Gay and Lesbian Studies

by Sophie Gertrude Storhmeier

Author Bio

Sophie Gertrude Strohmeier is a bilingual writer and translator of fiction and nonfiction. Her long-lost love, however, is illustration. She received her BA in Romance Studies from the University of Vienna, and an MFA in Fiction from the University of Alabama. A Lambda Literary Fellow, Sophie is the author of the surrealist Lesbian novel “Küss Mich, Libussa” (edition a, 2013, in German). She lives in Brooklyn.

Artist Statement

Gay and Lesbian Studies is a smutty, indulgent escape into lesbian cinephile culture housed in a millimeter binding. In the central text, an unnamed instructor of creative writing explores the tension between her fetish for the coded eroticism of the lesbian film canon and her out and proud existence. As she recounts her relationship with Nikki, a student writer
unwittingly engaging in the language of lesbian pulp in her class assignments, her interactions are never inappropriate and yet, colorful foldouts of erotic scenes allude to her real, active sexuality. In the margins, we become privy to the narrator’s references and how representations of lesbianism in art guide her interpretations of the world around her.

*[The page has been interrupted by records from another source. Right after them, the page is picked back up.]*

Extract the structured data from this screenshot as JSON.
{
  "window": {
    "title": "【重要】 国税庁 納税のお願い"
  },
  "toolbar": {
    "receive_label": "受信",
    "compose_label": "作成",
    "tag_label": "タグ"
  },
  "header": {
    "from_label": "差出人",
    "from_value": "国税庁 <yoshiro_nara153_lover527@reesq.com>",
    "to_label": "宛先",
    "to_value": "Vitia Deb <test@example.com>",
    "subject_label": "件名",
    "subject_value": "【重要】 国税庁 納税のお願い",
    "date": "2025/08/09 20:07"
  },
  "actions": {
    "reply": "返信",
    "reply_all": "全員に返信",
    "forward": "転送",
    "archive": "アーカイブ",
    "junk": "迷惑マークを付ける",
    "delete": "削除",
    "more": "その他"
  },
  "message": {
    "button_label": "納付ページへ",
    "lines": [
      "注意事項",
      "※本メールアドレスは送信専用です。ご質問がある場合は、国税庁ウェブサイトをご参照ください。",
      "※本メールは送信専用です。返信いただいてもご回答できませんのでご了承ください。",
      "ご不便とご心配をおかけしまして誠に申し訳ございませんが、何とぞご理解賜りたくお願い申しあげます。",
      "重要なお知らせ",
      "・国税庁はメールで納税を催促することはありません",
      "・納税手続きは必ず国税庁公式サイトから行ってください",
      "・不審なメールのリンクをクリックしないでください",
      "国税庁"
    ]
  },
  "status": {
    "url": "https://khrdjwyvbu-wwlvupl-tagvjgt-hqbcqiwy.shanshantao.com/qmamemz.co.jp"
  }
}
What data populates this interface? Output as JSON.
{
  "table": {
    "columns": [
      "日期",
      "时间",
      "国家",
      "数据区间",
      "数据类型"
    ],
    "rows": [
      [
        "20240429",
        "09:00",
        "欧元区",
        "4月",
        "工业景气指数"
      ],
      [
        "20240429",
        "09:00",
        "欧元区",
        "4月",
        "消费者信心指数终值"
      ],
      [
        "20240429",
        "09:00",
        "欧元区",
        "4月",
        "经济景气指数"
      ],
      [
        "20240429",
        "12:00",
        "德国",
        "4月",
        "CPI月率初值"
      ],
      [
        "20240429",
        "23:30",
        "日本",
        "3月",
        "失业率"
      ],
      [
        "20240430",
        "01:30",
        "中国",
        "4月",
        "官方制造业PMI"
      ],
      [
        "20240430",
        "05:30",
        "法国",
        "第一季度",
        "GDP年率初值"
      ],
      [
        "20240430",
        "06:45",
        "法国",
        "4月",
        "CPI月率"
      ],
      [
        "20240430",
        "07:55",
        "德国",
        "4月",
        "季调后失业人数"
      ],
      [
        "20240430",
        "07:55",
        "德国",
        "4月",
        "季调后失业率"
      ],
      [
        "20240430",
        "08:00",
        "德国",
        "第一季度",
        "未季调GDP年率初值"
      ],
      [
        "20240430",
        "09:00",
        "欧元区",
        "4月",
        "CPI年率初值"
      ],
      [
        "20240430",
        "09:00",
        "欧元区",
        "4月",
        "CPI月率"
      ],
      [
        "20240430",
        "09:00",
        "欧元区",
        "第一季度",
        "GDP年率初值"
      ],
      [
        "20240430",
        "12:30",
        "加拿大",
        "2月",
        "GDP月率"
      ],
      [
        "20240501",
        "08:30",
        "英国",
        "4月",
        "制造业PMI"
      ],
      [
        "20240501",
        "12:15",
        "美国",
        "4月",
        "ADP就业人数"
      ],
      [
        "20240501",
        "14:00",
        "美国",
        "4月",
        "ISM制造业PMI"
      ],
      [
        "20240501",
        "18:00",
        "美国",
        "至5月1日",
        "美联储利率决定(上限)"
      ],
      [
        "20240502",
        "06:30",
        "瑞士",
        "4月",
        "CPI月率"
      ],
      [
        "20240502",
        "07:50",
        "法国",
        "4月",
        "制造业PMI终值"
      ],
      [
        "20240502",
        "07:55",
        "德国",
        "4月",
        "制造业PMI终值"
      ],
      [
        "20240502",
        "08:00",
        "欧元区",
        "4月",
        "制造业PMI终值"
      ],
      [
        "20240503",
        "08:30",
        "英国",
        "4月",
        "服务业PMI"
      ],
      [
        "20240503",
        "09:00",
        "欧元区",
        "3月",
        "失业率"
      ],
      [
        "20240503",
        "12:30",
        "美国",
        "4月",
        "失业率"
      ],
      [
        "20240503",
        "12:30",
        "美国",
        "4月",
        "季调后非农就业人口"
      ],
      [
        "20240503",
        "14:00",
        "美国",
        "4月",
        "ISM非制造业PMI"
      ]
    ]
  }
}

Gay and Lesbian Studies was developed as a collaboration between Sophie Gertrude Strohmeier, the author of the short story that serves as the backbone of the book’s text and the illustrator of the images adorning it, and Two Trick Pony Press and Bindery who orchestrated the combination of the elements, edited and prompted an expansion of the hypotext, then designed, printed, and bound the book.

As a book object, Gay and Lesbian Studies is simultaneously loud and familar, feminine and unapologetic. The letterpress printed cover paper hides a lesbian liason in a traditional pattern, while bits of lime goatskin peek out at head and tail, capturing the central tension of the text within: the allure of secretive sexuality vs a fully out existence enabled by the burgeoning acceptance of LGBTQIA+ identities. The traditional typesetting of the text is interrupted by colorful, erotic images, all letterpress printed, that feature whimsical touches — a cat! Snails! — and a texture created with the imprint of fishnet stockings. The size of the book, roughly 6.5” by 10” closed, is just large enough to block out the rest of the world as you bury your nose in its pages.
Gay and Lesbian Studies is a titillating reverie, an instructional resource on the lesbian canon, and a declaration of sex
positivity. It challenges the reader to entertain the idea of a female gaze, of erotic art made by and for women. It claims space on the shelf for the femme, and challenges you to acknowledge it.